In 1999, after the final volume was printed, the AFI Catalog of Feature Films, 1941-1950 became one of only two film books selected as “Book of the Year” by the Los Angeles Times to date. Reviewer Kenneth Turan called it: “Nothing less than an authoritative Oxford English Dictionary of American Film” and an “irreplaceable contribution.”

The AFI Catalog was migrated to an online database at AFI.com in 2003, where it has remained the cornerstone of academic film research.

In celebration of AFI’s 50th Anniversary in 2017, the AFI Catalog database was preserved, enhanced and redesigned with robust, user-friendly search capabilities to promote film education and appreciation worldwide. In addition, unique treasures from AFI productions and archives were made accessible for the first time as AFI Catalog Premier Records. The database includes the AFI Catalog of Feature Films First 100 Years Project (1893-1993), which has nearly 54,000 academic records, as well as approximately 9,000 films released after 1993 that are documented with basic records.
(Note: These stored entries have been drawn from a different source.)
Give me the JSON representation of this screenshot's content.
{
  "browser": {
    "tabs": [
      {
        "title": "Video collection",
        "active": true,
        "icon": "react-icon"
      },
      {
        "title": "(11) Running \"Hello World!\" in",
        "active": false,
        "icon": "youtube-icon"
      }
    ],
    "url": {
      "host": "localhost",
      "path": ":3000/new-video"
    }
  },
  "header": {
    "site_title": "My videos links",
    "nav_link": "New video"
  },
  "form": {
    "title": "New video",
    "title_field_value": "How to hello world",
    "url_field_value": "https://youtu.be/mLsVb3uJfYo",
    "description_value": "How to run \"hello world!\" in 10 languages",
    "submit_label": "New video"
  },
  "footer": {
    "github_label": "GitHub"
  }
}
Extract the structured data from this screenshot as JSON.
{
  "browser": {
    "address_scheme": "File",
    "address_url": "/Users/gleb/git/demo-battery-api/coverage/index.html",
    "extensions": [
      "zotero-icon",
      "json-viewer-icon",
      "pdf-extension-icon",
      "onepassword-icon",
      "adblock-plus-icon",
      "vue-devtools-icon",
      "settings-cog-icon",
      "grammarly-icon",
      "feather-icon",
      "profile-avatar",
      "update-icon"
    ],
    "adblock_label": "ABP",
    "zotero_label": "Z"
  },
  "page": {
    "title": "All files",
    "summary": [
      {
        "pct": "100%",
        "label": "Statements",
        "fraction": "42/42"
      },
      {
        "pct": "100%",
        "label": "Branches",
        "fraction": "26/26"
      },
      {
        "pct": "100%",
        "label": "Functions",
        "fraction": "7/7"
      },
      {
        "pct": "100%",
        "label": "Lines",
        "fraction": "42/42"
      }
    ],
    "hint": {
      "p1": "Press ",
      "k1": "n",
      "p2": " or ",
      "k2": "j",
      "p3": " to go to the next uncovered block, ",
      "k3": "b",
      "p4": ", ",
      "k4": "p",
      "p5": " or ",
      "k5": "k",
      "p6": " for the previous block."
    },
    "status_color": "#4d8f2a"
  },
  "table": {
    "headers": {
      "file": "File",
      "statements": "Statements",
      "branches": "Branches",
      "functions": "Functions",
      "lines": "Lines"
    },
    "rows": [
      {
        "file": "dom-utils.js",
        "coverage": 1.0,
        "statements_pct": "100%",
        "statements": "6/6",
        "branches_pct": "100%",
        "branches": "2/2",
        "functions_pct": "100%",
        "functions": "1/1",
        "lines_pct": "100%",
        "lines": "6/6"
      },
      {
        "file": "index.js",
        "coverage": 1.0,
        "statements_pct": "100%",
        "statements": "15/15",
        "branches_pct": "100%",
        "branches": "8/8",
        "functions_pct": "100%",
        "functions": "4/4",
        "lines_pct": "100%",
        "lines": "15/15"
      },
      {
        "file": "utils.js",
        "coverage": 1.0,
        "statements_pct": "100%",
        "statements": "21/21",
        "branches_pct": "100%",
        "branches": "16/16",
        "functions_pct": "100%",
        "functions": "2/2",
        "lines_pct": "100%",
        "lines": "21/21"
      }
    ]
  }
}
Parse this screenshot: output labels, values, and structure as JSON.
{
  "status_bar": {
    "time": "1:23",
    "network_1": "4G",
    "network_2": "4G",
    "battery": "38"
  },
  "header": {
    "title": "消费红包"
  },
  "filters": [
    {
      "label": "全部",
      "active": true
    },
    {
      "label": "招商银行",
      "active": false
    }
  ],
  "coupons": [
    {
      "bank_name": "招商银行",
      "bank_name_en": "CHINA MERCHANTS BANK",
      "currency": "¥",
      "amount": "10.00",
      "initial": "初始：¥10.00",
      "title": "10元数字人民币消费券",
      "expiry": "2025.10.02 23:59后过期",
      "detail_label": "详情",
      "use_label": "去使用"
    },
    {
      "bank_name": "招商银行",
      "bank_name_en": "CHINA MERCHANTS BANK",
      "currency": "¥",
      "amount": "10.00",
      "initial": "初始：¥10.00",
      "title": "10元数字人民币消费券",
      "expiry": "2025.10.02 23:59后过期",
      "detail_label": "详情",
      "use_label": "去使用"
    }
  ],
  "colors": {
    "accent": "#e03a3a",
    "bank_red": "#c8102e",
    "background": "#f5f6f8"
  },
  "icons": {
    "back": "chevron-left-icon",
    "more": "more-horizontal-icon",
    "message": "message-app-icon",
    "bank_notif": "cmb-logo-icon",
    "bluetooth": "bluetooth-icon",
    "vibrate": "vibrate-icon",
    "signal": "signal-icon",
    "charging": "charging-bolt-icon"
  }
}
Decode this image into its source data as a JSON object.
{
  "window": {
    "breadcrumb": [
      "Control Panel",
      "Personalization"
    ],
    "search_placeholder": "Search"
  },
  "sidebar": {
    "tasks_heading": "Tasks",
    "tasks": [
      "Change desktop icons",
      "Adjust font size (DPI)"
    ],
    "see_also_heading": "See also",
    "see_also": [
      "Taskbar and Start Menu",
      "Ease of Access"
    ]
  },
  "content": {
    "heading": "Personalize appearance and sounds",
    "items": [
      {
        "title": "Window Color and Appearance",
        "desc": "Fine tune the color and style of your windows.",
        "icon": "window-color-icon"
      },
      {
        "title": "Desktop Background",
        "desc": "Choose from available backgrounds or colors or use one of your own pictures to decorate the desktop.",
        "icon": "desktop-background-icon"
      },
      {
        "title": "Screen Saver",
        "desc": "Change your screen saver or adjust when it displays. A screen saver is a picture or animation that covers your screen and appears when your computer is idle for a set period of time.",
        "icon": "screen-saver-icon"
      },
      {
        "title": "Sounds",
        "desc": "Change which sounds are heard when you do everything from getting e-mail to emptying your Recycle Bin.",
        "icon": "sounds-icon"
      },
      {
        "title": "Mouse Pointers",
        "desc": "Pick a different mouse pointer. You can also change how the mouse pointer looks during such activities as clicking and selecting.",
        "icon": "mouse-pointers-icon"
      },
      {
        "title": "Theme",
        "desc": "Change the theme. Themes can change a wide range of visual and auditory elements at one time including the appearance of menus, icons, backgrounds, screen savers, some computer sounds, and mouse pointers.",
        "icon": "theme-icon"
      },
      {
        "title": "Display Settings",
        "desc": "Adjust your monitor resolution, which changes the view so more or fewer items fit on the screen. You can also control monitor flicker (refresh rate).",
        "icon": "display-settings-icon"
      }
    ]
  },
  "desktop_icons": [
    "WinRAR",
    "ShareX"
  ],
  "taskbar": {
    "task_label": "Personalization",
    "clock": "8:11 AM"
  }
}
Enhancements to AFI Catalog records are ongoing. AFI Researchers are currently mining historical and academic resources to add further documentation to films released 1910-1930. The aggregation of extensive information about silent films is part of AFI’s initiative to study female pioneers in the “Women They Talk About” project. With generous support from the National Endowment for the Humanities and The David and Lura Lovell Foundation, AFI will produce unprecedented research tools to discover and quantify the extensive contributions of women in the first century of American filmmaking. The official launch of “Women They Talk About” in 2022 will give AFI Catalog users new opportunities to bring female filmmakers into the vernacular through database queries, data visualizations and educational curriculum.

Motion pictures remain one of the most popular mediums in which individuals from all walks of life join together with a common passion for seeing our stories come to life in what President Johnson called an “inner vision.” With extensive scholarly research compiled over the past fifty years, and an updated technological platform for enhancements in the future, the AFI Catalog database provides a uniquely robust, dynamic portal into film’s rich documentation of cultural history and personal narratives.